Ikuhara's Episode Commentary:
39: "Someday, Together, We'll Shine"
There are two meanings to the Japanese word utena. One is “the calyx of a flower.” That’s also the meaning of the title, of course. The thing that supports the beautiful petals; the one with the noble heart. And the other meaning of utena is “tall tower or pedestal.” We translated this into a visual: the tower at the center of Ohtori Academy, the one with the Chairman’s room on the top floor. And the dueling arena located deep in the woods is the same.
In the early stages of production, when the story wasn’t firmly established yet, this was one of the aspects I most wanted to visualize and produce for the screen.
A world where demons roam. In its center, a tower called the “Tower of Revolution.” Whosoever can remain victorious in his battles against the demons can reach the pinnacle of the Tower of Revolution, and at the same time receive the power to revolutionize the world; the power that changes the rules of the world.
However, when he reaches the pinnacle, he learns the world’s govering laws.
He faces the ultimate choice: will he stay nobly, beautifully powerless? Or will he accept ugliness into himself and gain absolute power?
Or rather, perhaps he couldn’t choose either.
His mind in anguish, he divided himself in two. His “noble heart,” and the “adult with absolute power.”
With one last wish that the day would come when someone would awaken him, the “noble heart” that had lost its body, in other words the prince, fell into a deep sleep.
Early on in the series’s conception, I kicked around the idea of placing something like the above at the heart of the story. Later, after several changes, it became the tale as you know it, but without doubt, he did reach the pinnacle of the Tower of Revolution.
It was a place where “eternity” dwelled.
And “eternity” turned out to mean perpetual sleep.
The prince (Akio) who became an adult while in perpetual sleep lost something. What he lost was “the power to create an enjoyable future.”
Revolution means gaining “the power to imagine the future.”
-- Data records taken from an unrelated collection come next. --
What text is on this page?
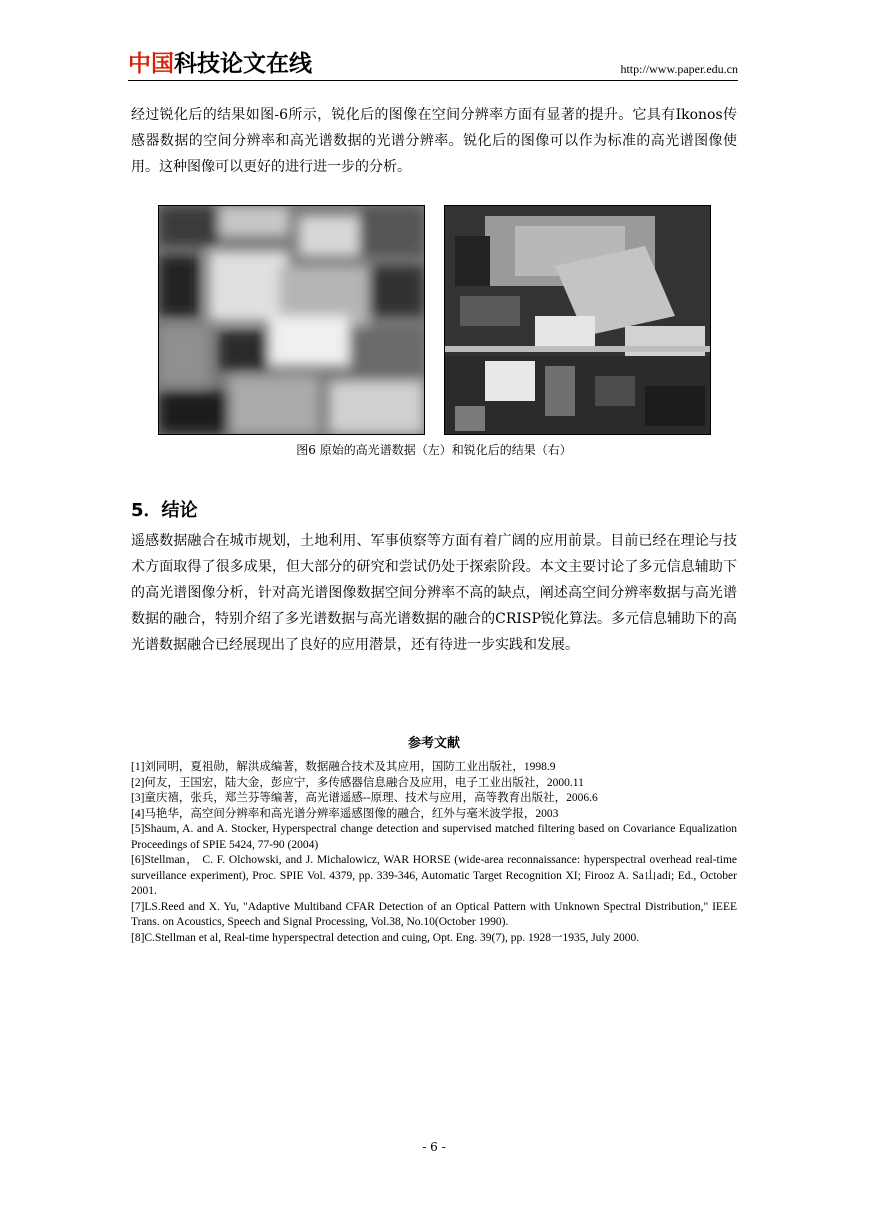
中国科技论文在线	http://www.paper.edu.cn

经过锐化后的结果如图-6所示，锐化后的图像在空间分辨率方面有显著的提升。它具有Ikonos传感器数据的空间分辨率和高光谱数据的光谱分辨率。锐化后的图像可以作为标准的高光谱图像使用。这种图像可以更好的进行进一步的分析。

图6 原始的高光谱数据（左）和锐化后的结果（右）
5．结论

遥感数据融合在城市规划，土地利用、军事侦察等方面有着广阔的应用前景。目前已经在理论与技术方面取得了很多成果，但大部分的研究和尝试仍处于探索阶段。本文主要讨论了多元信息辅助下的高光谱图像分析，针对高光谱图像数据空间分辨率不高的缺点，阐述高空间分辨率数据与高光谱数据的融合，特别介绍了多光谱数据与高光谱数据的融合的CRISP锐化算法。多元信息辅助下的高光谱数据融合已经展现出了良好的应用潜景，还有待进一步实践和发展。

参考文献
[1]刘同明，夏祖勋，解洪成编著，数据融合技术及其应用，国防工业出版社，1998.9
[2]何友，王国宏，陆大金，彭应宁，多传感器信息融合及应用，电子工业出版社，2000.11
[3]童庆禧，张兵，郑兰芬等编著，高光谱遥感--原理、技术与应用，高等教育出版社，2006.6
[4]马艳华，高空间分辨率和高光谱分辨率遥感图像的融合，红外与毫米波学报，2003
[5]Shaum, A. and A. Stocker, Hyperspectral change detection and supervised matched filtering based on Covariance Equalization Proceedings of SPIE 5424, 77-90 (2004)
[6]Stellman， C. F. Olchowski, and J. Michalowicz, WAR HORSE (wide-area reconnaissance: hyperspectral overhead real-time surveillance experiment), Proc. SPIE Vol. 4379, pp. 339-346, Automatic Target Recognition XI; Firooz A. Sa山adi; Ed., October 2001.
[7]LS.Reed and X. Yu, "Adaptive Multiband CFAR Detection of an Optical Pattern with Unknown Spectral Distribution," IEEE Trans. on Acoustics, Speech and Signal Processing, Vol.38, No.10(October 1990).
[8]C.Stellman et al, Real-time hyperspectral detection and cuing, Opt. Eng. 39(7), pp. 1928一1935, July 2000.
- 6 -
The prince chose to sleep on, and the princess chose to wake up. At the top of that tall tower, the princess bid farewell to the prince. No - she wasn’t the princess any longer. She quit being “a person (thing) ruled by someone.” The victory bells rang, but there was no “tower (rule)” beyond them now. She’d learned where freedom lay. She crossed the threshold of that “Door of Revolution” which had always been closed for her before, and began walking. The “girls’ revolution” lay in the girl’s future.
The world (the stage) is free and wide.